12.But if this wine were fermented that would cause some of the wedding guests to be intoxicated, and that would be a sin (cf. Habakkuk 2:15, 16). 

13.And our Lord could never sin, and would never sin!

14.Some preachers get around this by claiming that the wine was fermented but not as strong as the popular wines of today.  F. B. Meyer wrote, “And we must remember that the light wines of the Galilean vintage were very different to the brandied intoxicants with which we are too familiar.”



1.     “Neither is there salvation in any other: for there is none other name (not Mary, not the pope, not Allah) under heaven given among men, whereby we must be saved” (Acts 4:12).

2.     Interestingly John never once refers to our Lord’s mother as “Mary.”   She is referred to as “Woman” (2:4; cf. 19:26).

3.     The purpose of John’s Gospel is to exalt Christ, not Mary.

4.     There is symbolism here in this passage.  In fact, there is much symbolism in the Gospel of John (cf. 2:19-21).

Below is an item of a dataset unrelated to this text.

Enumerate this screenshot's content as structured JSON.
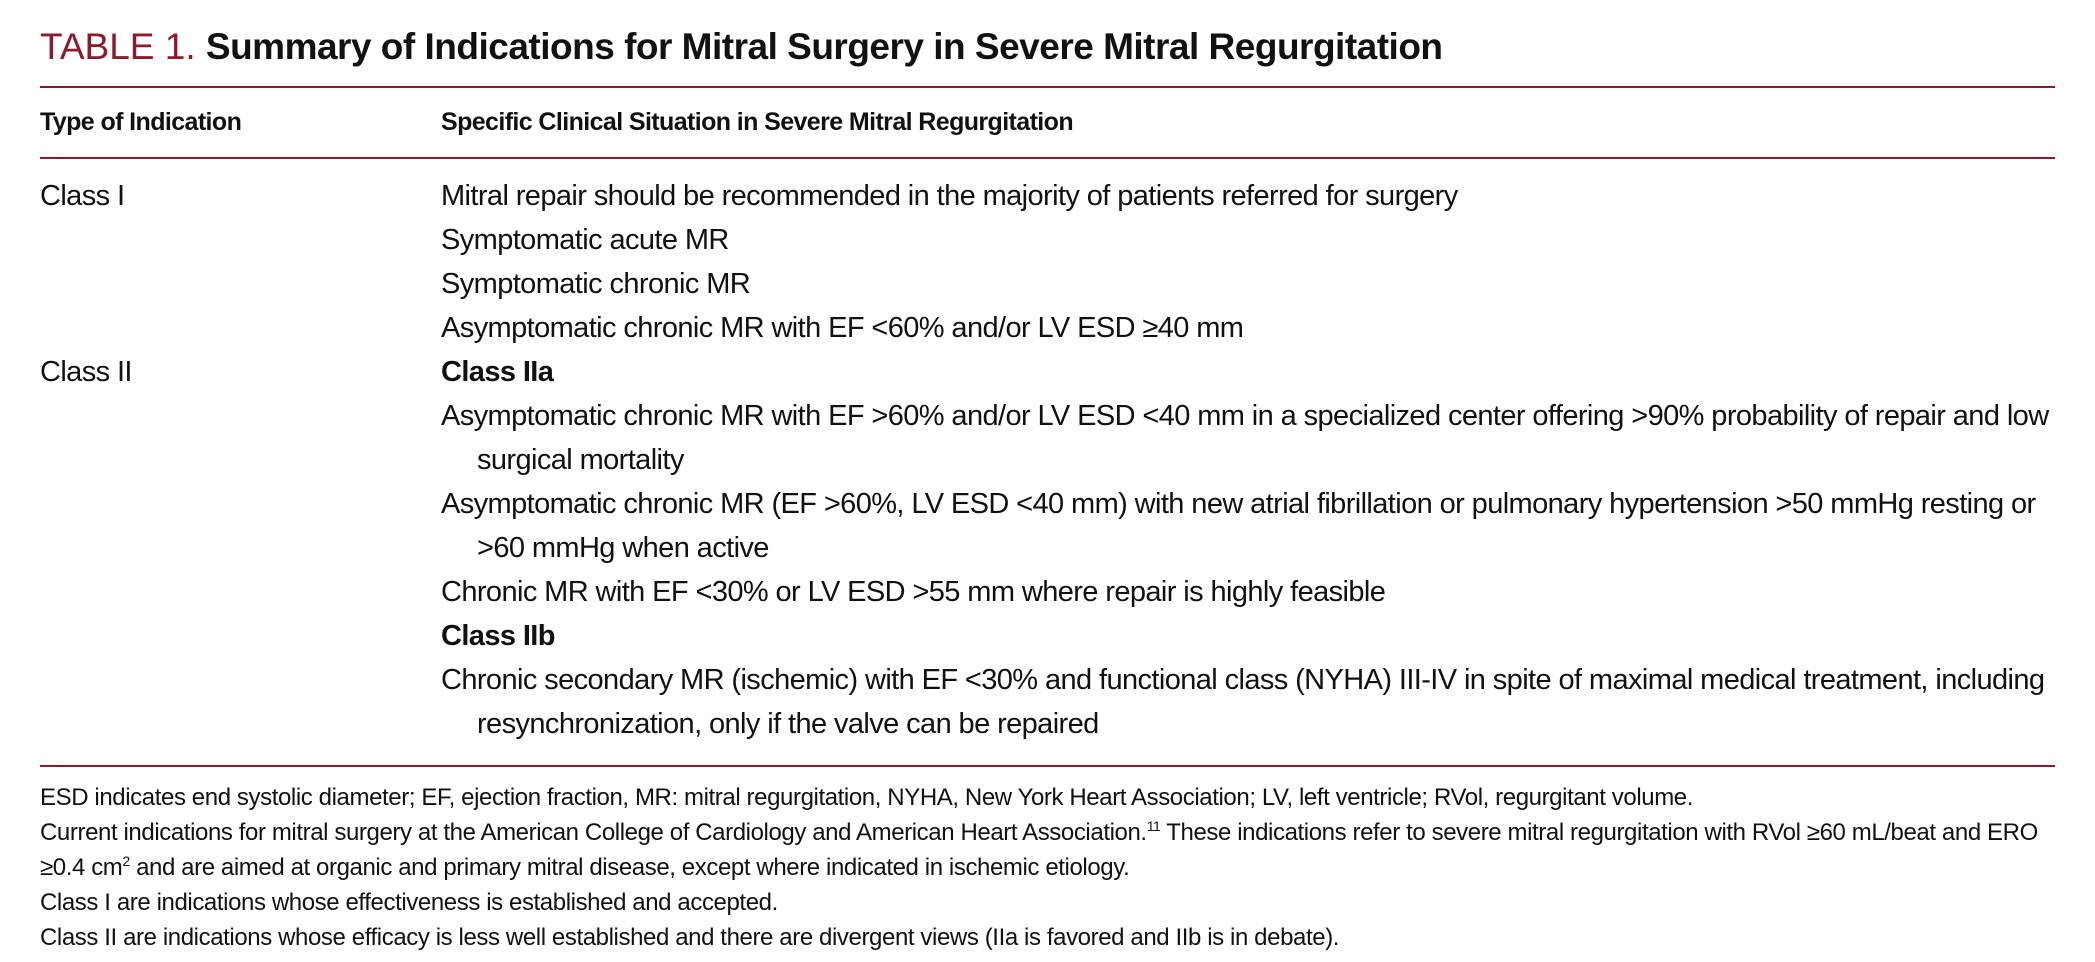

5.     The “water-pots of stone” (2:6) represent the dry (they were empty) dead religious system that the Jews were trapped in.  Our Lord had something much better for them (cf. 2:6-11).

6.     The phrase, “after the manner of the purifying of the Jews” reminds us of their ritualism. Religion without Christ is nothing but a dead ritual.  It is still the same way today.

7.     The Passover had degenerated into “the Jews’ Passover” (2:13).  It used to be the Lord’s Passover, but not any longer (cf. 7:2).

8.     There are many people trapped in a dead religion that cannot help them, cannot change them, and cannot save them. This is because only Jesus can save them.  

9.     Mary said, “Whatsoever He saith unto you, do it” (2:5).  Jesus says, “Ye must be born again” (John 3:7).

10.The ruler of the feast said to the bridegroom, “Every man at the beginning doth set forth good wine; and when men have well drunk, then that which is worse: but thou hast kept the good wine until now” (John 2:10).

11.That is the way the world operates – they will give you their best up front but eventually you will be down to the bitter dregs at the bottom.

12.Such is the world. First the pleasures of sin, but then the wages of sin; gold at the top, but clay at the bottom; riotous living and then eating slop with the swine; fleshpots in Egypt, but chains of bondage.

13.But when you call on Jesus, He will save the best for later on (eternity in heaven).



1.     Moses’ first miracle was a plague – he turned the water into blood (Ex. 7:19ff).  This speaks of the judgment of God.

2.     But our Lord’s first miracle was turning the water into wine – this speaks of grace (cf. John 1:17).